We reject respondent’s further contention that the court erred in allowing petitioner’s expert psychologist to give hearsay testimony regarding her conversations with respondent’s treatment providers. ” [H]earsay testimony given by [an] expert[] is admissible for the limited purpose of informing the jury of the basis of the expert[‘s] opinion[] and not for the truth of the matters related’ ” (Matter of State of New York v Wilkes [appeal No. 2], 77 AD3d 1451, 1453). The expert gave limited hearsay testimony on direct examination with respect to a conversation she had with one of respondent’s treatment providers, and she testified that she relied on the hearsay information to form her opinion on the case.
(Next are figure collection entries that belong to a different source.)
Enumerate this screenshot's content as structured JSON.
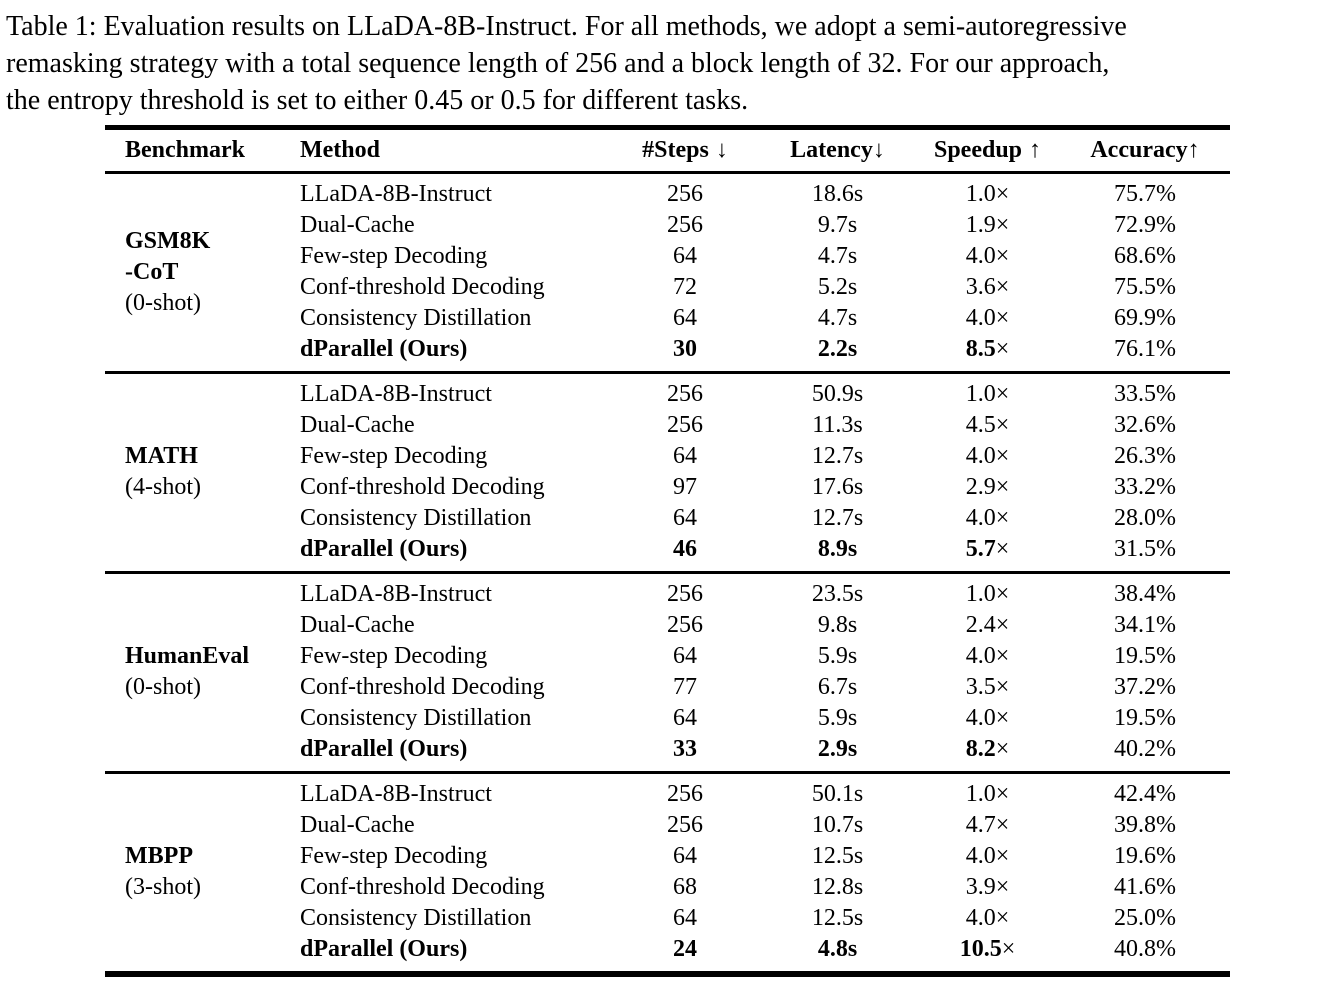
{
  "caption": {
    "full_text": "Table 1: Evaluation results on LLaDA-8B-Instruct. For all methods, we adopt a semi-autoregressive remasking strategy with a total sequence length of 256 and a block length of 32. For our approach, the entropy threshold is set to either 0.45 or 0.5 for different tasks.",
    "lines": [
      "Table 1: Evaluation results on LLaDA-8B-Instruct. For all methods, we adopt a semi-autoregressive",
      "remasking strategy with a total sequence length of 256 and a block length of 32. For our approach,",
      "the entropy threshold is set to either 0.45 or 0.5 for different tasks."
    ]
  },
  "table": {
    "times_glyph": "×",
    "headers": [
      {
        "text": "Benchmark",
        "arrow": ""
      },
      {
        "text": "Method",
        "arrow": ""
      },
      {
        "text": "#Steps",
        "arrow": "↓"
      },
      {
        "text": "Latency",
        "arrow": "↓"
      },
      {
        "text": "Speedup",
        "arrow": "↑"
      },
      {
        "text": "Accuracy",
        "arrow": "↑"
      }
    ],
    "groups": [
      {
        "benchmark": {
          "line1": "GSM8K",
          "line2": "-CoT",
          "shots": "(0-shot)"
        },
        "rows": [
          {
            "method": "LLaDA-8B-Instruct",
            "steps": "256",
            "latency": "18.6s",
            "speedup": "1.0",
            "accuracy": "75.7%",
            "emphasis": false
          },
          {
            "method": "Dual-Cache",
            "steps": "256",
            "latency": "9.7s",
            "speedup": "1.9",
            "accuracy": "72.9%",
            "emphasis": false
          },
          {
            "method": "Few-step Decoding",
            "steps": "64",
            "latency": "4.7s",
            "speedup": "4.0",
            "accuracy": "68.6%",
            "emphasis": false
          },
          {
            "method": "Conf-threshold Decoding",
            "steps": "72",
            "latency": "5.2s",
            "speedup": "3.6",
            "accuracy": "75.5%",
            "emphasis": false
          },
          {
            "method": "Consistency Distillation",
            "steps": "64",
            "latency": "4.7s",
            "speedup": "4.0",
            "accuracy": "69.9%",
            "emphasis": false
          },
          {
            "method": "dParallel (Ours)",
            "steps": "30",
            "latency": "2.2s",
            "speedup": "8.5",
            "accuracy": "76.1%",
            "emphasis": true
          }
        ]
      },
      {
        "benchmark": {
          "line1": "MATH",
          "line2": "",
          "shots": "(4-shot)"
        },
        "rows": [
          {
            "method": "LLaDA-8B-Instruct",
            "steps": "256",
            "latency": "50.9s",
            "speedup": "1.0",
            "accuracy": "33.5%",
            "emphasis": false
          },
          {
            "method": "Dual-Cache",
            "steps": "256",
            "latency": "11.3s",
            "speedup": "4.5",
            "accuracy": "32.6%",
            "emphasis": false
          },
          {
            "method": "Few-step Decoding",
            "steps": "64",
            "latency": "12.7s",
            "speedup": "4.0",
            "accuracy": "26.3%",
            "emphasis": false
          },
          {
            "method": "Conf-threshold Decoding",
            "steps": "97",
            "latency": "17.6s",
            "speedup": "2.9",
            "accuracy": "33.2%",
            "emphasis": false
          },
          {
            "method": "Consistency Distillation",
            "steps": "64",
            "latency": "12.7s",
            "speedup": "4.0",
            "accuracy": "28.0%",
            "emphasis": false
          },
          {
            "method": "dParallel (Ours)",
            "steps": "46",
            "latency": "8.9s",
            "speedup": "5.7",
            "accuracy": "31.5%",
            "emphasis": true
          }
        ]
      },
      {
        "benchmark": {
          "line1": "HumanEval",
          "line2": "",
          "shots": "(0-shot)"
        },
        "rows": [
          {
            "method": "LLaDA-8B-Instruct",
            "steps": "256",
            "latency": "23.5s",
            "speedup": "1.0",
            "accuracy": "38.4%",
            "emphasis": false
          },
          {
            "method": "Dual-Cache",
            "steps": "256",
            "latency": "9.8s",
            "speedup": "2.4",
            "accuracy": "34.1%",
            "emphasis": false
          },
          {
            "method": "Few-step Decoding",
            "steps": "64",
            "latency": "5.9s",
            "speedup": "4.0",
            "accuracy": "19.5%",
            "emphasis": false
          },
          {
            "method": "Conf-threshold Decoding",
            "steps": "77",
            "latency": "6.7s",
            "speedup": "3.5",
            "accuracy": "37.2%",
            "emphasis": false
          },
          {
            "method": "Consistency Distillation",
            "steps": "64",
            "latency": "5.9s",
            "speedup": "4.0",
            "accuracy": "19.5%",
            "emphasis": false
          },
          {
            "method": "dParallel (Ours)",
            "steps": "33",
            "latency": "2.9s",
            "speedup": "8.2",
            "accuracy": "40.2%",
            "emphasis": true
          }
        ]
      },
      {
        "benchmark": {
          "line1": "MBPP",
          "line2": "",
          "shots": "(3-shot)"
        },
        "rows": [
          {
            "method": "LLaDA-8B-Instruct",
            "steps": "256",
            "latency": "50.1s",
            "speedup": "1.0",
            "accuracy": "42.4%",
            "emphasis": false
          },
          {
            "method": "Dual-Cache",
            "steps": "256",
            "latency": "10.7s",
            "speedup": "4.7",
            "accuracy": "39.8%",
            "emphasis": false
          },
          {
            "method": "Few-step Decoding",
            "steps": "64",
            "latency": "12.5s",
            "speedup": "4.0",
            "accuracy": "19.6%",
            "emphasis": false
          },
          {
            "method": "Conf-threshold Decoding",
            "steps": "68",
            "latency": "12.8s",
            "speedup": "3.9",
            "accuracy": "41.6%",
            "emphasis": false
          },
          {
            "method": "Consistency Distillation",
            "steps": "64",
            "latency": "12.5s",
            "speedup": "4.0",
            "accuracy": "25.0%",
            "emphasis": false
          },
          {
            "method": "dParallel (Ours)",
            "steps": "24",
            "latency": "4.8s",
            "speedup": "10.5",
            "accuracy": "40.8%",
            "emphasis": true
          }
        ]
      }
    ]
  }
}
We thus conclude that the limited amount of hearsay information was “properly admitted after the court determined that its purpose was to explain the basis for the expert[‘s] opinion[], not to establish the truth of the hearsay material, and that any prejudice to respondent from that testimony was outweighed by its probative value in assisting the [court] in understanding the basis for [the] expert’s opinion” (id. at 1453).

I guess Judge Sweeney was correct in Primary Psychiatric Health, P.C. v. State Farm Mut. Auto Ins. Co., 15 Misc.3d 1111(A)(Civ. Ct. Kings Co. 2007).